CUDA: Best number of pixel computed per thread (grayscale) - image-processing

I'm working on a program to convert an image in grayscale. I'm using the CImg library. I have to read for each pixel, the 3 values R-G-B, calculate the corresponding gray value and store the gray pixel on the output image. I'm working with an NVIDIA GTX 480. Some details about the card:
Microarchitecture: Fermi
Compute capability (version): 2.0
Cores per SM (warp size): 32
Streaming Multiprocessors: 15
Maximum number of resident warps per multiprocessor: 48
Maximum amount of shared memory per multiprocessor: 48KB
Maximum number of resident threads per multiprocessor: 1536
Number of 32-bit registers per multiprocessor: 32K
I'm using a square grid with blocks of 256 threads.
This program can have as input images of different sizes (e.g. 512x512 px, 10000x10000 px). I observed that incrementing the number of the pixels assigned to each thread increments the performance, so it's better than compute one pixel per thread. The problem is, how can I determine the number of pixels to assign to each thread statically? Computing tests with every possible number? I know that on the GTX 480, 1536 is the maximum number of resident threads per multiprocessor. Have I to consider this number? The following, is the code executed by the kernel.
for(i = ((gridDim.x + blockIdx.x) * blockDim.x) + threadIdx.x; i < width * height; i += (gridDim.x * blockDim.x)) {
float grayPix = 0.0f;
float r = static_cast< float >(inputImage[i]);
float g = static_cast< float >(inputImage[(width * height) + i]);
float b = static_cast< float >(inputImage[(2 * width * height) + i]);
grayPix = ((0.3f * r) + (0.59f * g) + (0.11f * b));
grayPix = (grayPix * 0.6f) + 0.5f;
darkGrayImage[i] = static_cast< unsigned char >(grayPix);
}

The problem is, how can I determine the number of pixels to assign to each thread statically? Computing tests with every possible number?
Although you haven't shown any code, you've mentioned an observed characteristic:
I observed that incrementing the number of the pixels assigned to each thread increments the performance,
This is actually a fairly common observation for these types of workloads, and it may also be the case that this is more evident on Fermi than on newer architectures. A similar observation occurs during matrix transpose.
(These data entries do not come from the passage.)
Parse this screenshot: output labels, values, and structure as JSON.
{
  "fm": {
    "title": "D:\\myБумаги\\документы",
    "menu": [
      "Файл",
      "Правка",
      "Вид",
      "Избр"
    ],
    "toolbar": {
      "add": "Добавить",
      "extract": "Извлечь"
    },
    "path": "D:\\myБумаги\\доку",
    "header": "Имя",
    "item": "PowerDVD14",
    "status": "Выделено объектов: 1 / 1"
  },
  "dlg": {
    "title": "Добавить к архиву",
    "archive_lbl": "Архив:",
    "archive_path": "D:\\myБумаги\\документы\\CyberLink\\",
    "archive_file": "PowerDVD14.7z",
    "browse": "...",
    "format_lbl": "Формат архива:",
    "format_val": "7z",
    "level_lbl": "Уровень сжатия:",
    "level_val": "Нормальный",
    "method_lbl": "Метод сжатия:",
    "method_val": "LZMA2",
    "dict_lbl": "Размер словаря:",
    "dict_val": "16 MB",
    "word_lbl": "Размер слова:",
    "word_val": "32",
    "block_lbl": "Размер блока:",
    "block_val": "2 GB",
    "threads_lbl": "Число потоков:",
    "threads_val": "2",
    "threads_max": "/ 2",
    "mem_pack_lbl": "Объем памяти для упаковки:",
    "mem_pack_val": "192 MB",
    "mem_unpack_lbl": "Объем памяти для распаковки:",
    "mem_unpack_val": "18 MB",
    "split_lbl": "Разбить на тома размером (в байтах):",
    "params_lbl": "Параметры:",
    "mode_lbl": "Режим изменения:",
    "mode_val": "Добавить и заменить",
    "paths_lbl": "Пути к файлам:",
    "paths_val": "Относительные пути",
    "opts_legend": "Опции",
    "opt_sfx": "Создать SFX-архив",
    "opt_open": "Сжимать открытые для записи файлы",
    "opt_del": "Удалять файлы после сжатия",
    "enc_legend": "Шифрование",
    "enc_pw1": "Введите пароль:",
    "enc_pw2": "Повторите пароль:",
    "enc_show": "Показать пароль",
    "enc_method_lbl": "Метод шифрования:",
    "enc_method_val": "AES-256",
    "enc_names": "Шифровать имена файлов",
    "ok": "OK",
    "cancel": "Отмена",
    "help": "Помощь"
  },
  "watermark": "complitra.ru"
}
If you write a "naive" matrix transpose that transposes one element per thread, and compare it with the matrix transpose discussed here that transposes multiple elements per thread, you will discover, especially on Fermi, that the multiple element per thread transpose can achieve approximately the available memory bandwidth on the device, whereas the one-element-per-thread transpose cannot. This ultimately has to do with the ability of the machine to hide latency, and the ability of your code to expose enough work to allow the machine to hide latency. Understanding the underlying behavior is somewhat involved, but fortunately, the optimization objective is fairly simple.
GPUs hide latency by having lots of available work to switch to, when they are waiting on previously issued operations to complete. So if I have a lot of memory traffic, the individual requests to memory have a long latency associated with them. If I have other work that the machine can do while it is waiting for the memory traffic to return data (even if that work generates more memory traffic), then the machine can use that work to keep itself busy and hide latency.
The way to give the machine lots of work starts by making sure that we have enabled the maximum number of warps that can fit within the machine's instantaneous capacity. This number is fairly simple to compute, it is the product of the number of SMs on your GPU and the maximum number of warps that can be resident on each SM. We want to launch a kernel that meets or exceeds this number, but additional warps/blocks beyond this number don't necessarily help us hide latency.
Once we have met the above number, we want to pack as much "work" as possible into each thread. Effectively, for the problem you describe and the matrix transpose case, packing as much work into each thread means handling multiple elements per thread.
So the steps are fairly simple:
Launch as many warps as the machine can handle instantaneously
Put all remaining work in the thread code, if possible.
Let's take a simplistic example. Suppose my GPU has 2 SMs, each of which can handle 4 warps (128 threads). Note that this is not the number of cores, but the "Maximum number of resident warps per multiprocessor" as indicated by the deviceQuery output.
My objective then is to create a grid of 8 warps, i.e. 256 threads total (in at least 2 threadblocks, so they can distribute to each of the 2 SMs) and make those warps perform the entire problem by handling multiple elements per thread. So if my overall problem space is a total of 1024x1024 elements, I would ideally want to handle 1024*1024/256 elements per thread.
Note that this method gives us an optimization direction. We do not necessarily have to achieve this objective completely in order to saturate the machine. It might be the case that it is only necessary, for example, to handle 8 elements per thread, in order to allow the machine to fully hide latency, and usually another limiting factor will appear, as discussed below.
Following this method will tend to remove latency as a limiting factor for performance of your kernel. Using the profiler, you can assess the extent to which latency is a limiting factor in a number of ways, but a fairly simple one is to capture the sm_efficiency metric, and perhaps compare that metric in the two cases you have outlined (one element per thread, multiple elements per thread). I suspect you will find, for your code, that the sm_efficiency metric indicates a higher efficiency in the multiple elements per thread case, and this is indicating that latency is less of a limiting factor in that case.
Once you remove latency as a limiting factor, you will tend to run into one of the other two machine limiting factors for performance: compute throughput and memory throughput (bandwidth). In the matrix transpose case, once we have sufficiently dealt with the latency issue, then the kernel tends to run at a speed limited by memory bandwidth.

Related

What is maximum (ideal) memory bandwidth of an OpenCL device?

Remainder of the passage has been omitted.